“Jan Sawka: The Place of Memory (The Memory of Place),” reopens Sept. 12 at The Dorsky Museum

The Samuel Dorsky Museum of Art at SUNY New Paltz announces the reopening of Jan Sawka: The Place of Memory (The Memory of Place),” an exhibition featuring expansive paintings and intricate prints from the Polish-born contemporary artist, from Sept. 12 until Nov. 22.

The exhibition initially opened on Feb. 8, 2020, just more than one month before The Dorsky closed its doors due to the COVID-19 pandemic. The Museum is extending its run to allow more visitors to experience Sawka’s extraordinary work in person.

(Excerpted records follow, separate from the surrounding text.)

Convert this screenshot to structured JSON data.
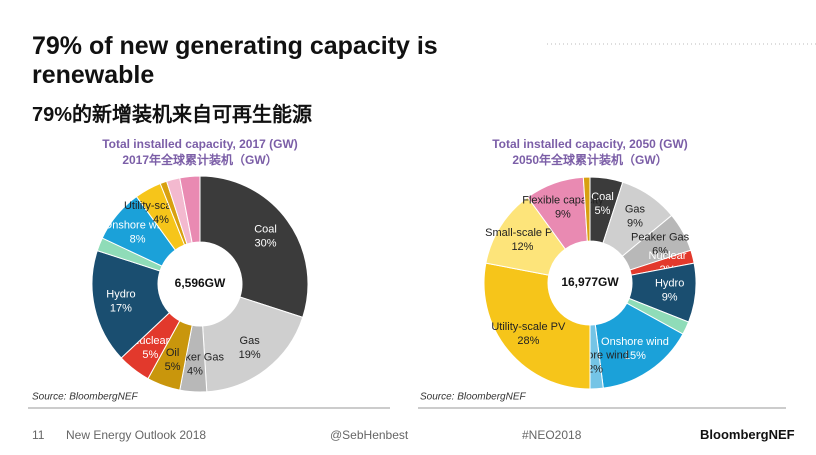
{
  "slide": {
    "title": "79% of new generating capacity is renewable",
    "subtitle": "79%的新增装机来自可再生能源",
    "page_number": "11",
    "footer_left": "New Energy Outlook 2018",
    "handle": "@SebHenbest",
    "hashtag": "#NEO2018",
    "brand": "BloombergNEF"
  },
  "chart_data": [
    {
      "type": "pie",
      "title": "Total installed capacity, 2017 (GW)",
      "subtitle": "2017年全球累计装机（GW）",
      "center_label": "6,596GW",
      "source": "Source: BloombergNEF",
      "categories": [
        "Coal",
        "Gas",
        "Peaker Gas",
        "Oil",
        "Nuclear",
        "Hydro",
        null,
        "Onshore wind",
        "Utility-scale PV",
        null,
        null,
        null
      ],
      "values": [
        30,
        19,
        4,
        5,
        5,
        17,
        2,
        8,
        4,
        1,
        2,
        3
      ],
      "value_labels": [
        "30%",
        "19%",
        "4%",
        "5%",
        "5%",
        "17%",
        null,
        "8%",
        "4%",
        null,
        null,
        null
      ],
      "colors": [
        "#3b3b3b",
        "#cfcfcf",
        "#b8b8b8",
        "#c9960c",
        "#e2392c",
        "#1a4e70",
        "#8fdcb8",
        "#1ba1d9",
        "#f6c51a",
        "#d8a010",
        "#f3b9cf",
        "#e98ab2"
      ]
    },
    {
      "type": "pie",
      "title": "Total installed capacity, 2050 (GW)",
      "subtitle": "2050年全球累计装机（GW）",
      "center_label": "16,977GW",
      "source": "Source: BloombergNEF",
      "categories": [
        "Coal",
        "Gas",
        "Peaker Gas",
        "Nuclear",
        "Hydro",
        null,
        "Onshore wind",
        "Offshore wind",
        "Utility-scale PV",
        "Small-scale PV",
        "Flexible capacity",
        null
      ],
      "values": [
        5,
        9,
        6,
        2,
        9,
        2,
        15,
        2,
        28,
        12,
        9,
        1
      ],
      "value_labels": [
        "5%",
        "9%",
        "6%",
        "2%",
        "9%",
        null,
        "15%",
        "2%",
        "28%",
        "12%",
        "9%",
        null
      ],
      "colors": [
        "#3b3b3b",
        "#cfcfcf",
        "#b8b8b8",
        "#e2392c",
        "#1a4e70",
        "#8fdcb8",
        "#1ba1d9",
        "#74c4e6",
        "#f6c51a",
        "#fde47a",
        "#e98ab2",
        "#d8a010"
      ]
    }
  ]
}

Please note: In order to mitigate COVID-19 transmission, The Dorsky Museum is limiting the number of visitors in the galleries at any one time, and requiring visitors to wear face coverings and maintain social distance at all times. Visitors must follow all posted instructions while visiting the Museum. Hand sanitizer will be available upon entry to the Museum.

Jan Sawka, “Post-Card #32,” (from the series “Post-Cards”), 1987–89, collection Samuel Dorsky Museum of Art, gift of the Dorsky Gallery Curatorial Programs

About the Exhibition
Jan Sawka (1946-2012) was a renowned artist whose work is in the collections of more than 60 museums worldwide. Exiled from his native Poland during the Cold War, Sawka lived and worked in the Mid-Hudson Valley from 1985 until his death, conceiving of and producing many of his most notable works in his High Falls studio.

“Jan Sawka: The Place of Memory (The Memory of Place),” guest-curated by filmmaker and educator Hanna Maria Sawka, MFA, and by Frank Boyer, DA, adjunct professor of art education at SUNY New Paltz,  illuminates two central aspects of Sawka’s practice: his fascination with human consciousness, particularly with memory, and his interest in place, and the places through which a human life passes.

Sawka’s working method and artworks were truly visionary, in the sense that he always worked from mental images, open to his own thoughts, emotions, mental associations and memory. His art expresses a deep empathy and a sense of loss that only exile can bring, leavened by an expansive sense of the beauty that art and nature make available to human beings.

This exhibition showcases a sweeping, 12-panel polyptych, “Ashokan 1-4,” depicting a vista of the Ashokan Reservoir framed by the Catskill Mountains, which was beloved by Sawka because it reminded him of his homeland. Also included is a folio of drypoint prints titled “Post-Cards,” which takes viewers on a journey through 36 places of significance as they appeared in the artist’s mind’s eye. For the first time, a manuscript by Jan Sawka recently discovered in the Library of Congress archives will illuminate this artwork from his singular point of view.

“Jan Sawka: The Place of Memory (The Memory of Place)” features works from private collections and from The Dorsky Museum’s permanent collection. This exhibition comes 31 years after a mid-career retrospective of Sawka’s work was exhibited at SUNY New Paltz’s College Art Gallery in 1989, which was curated by The Dorsky’s founding director, Neil Trager.

Jan Sawka (right) backstage with Jerry Garcia, December 1982. Sawka had created the stage backdrop for this tour.
Photo believed to be taken by Neil Trager, founding director of The Dorsky Museum.

About The Dorsky Museum
Through its collections, exhibitions and public programs, the Samuel Dorsky Museum of Art supports and enriches the academic programs at the College and serves as a center for Hudson Valley arts and culture. With more than 9,000 square feet of exhibition space distributed over six galleries, The Dorsky Museum is one of the largest museums in the SUNY system. Since its official dedication in 2001, The Dorsky has presented more than 100 exhibitions, including commissions, collection-based projects, and in-depth studies of contemporary artists including Robert Morris, Alice Neel, Judy Pfaff, Carolee Schneemann and Ushio Shinohara.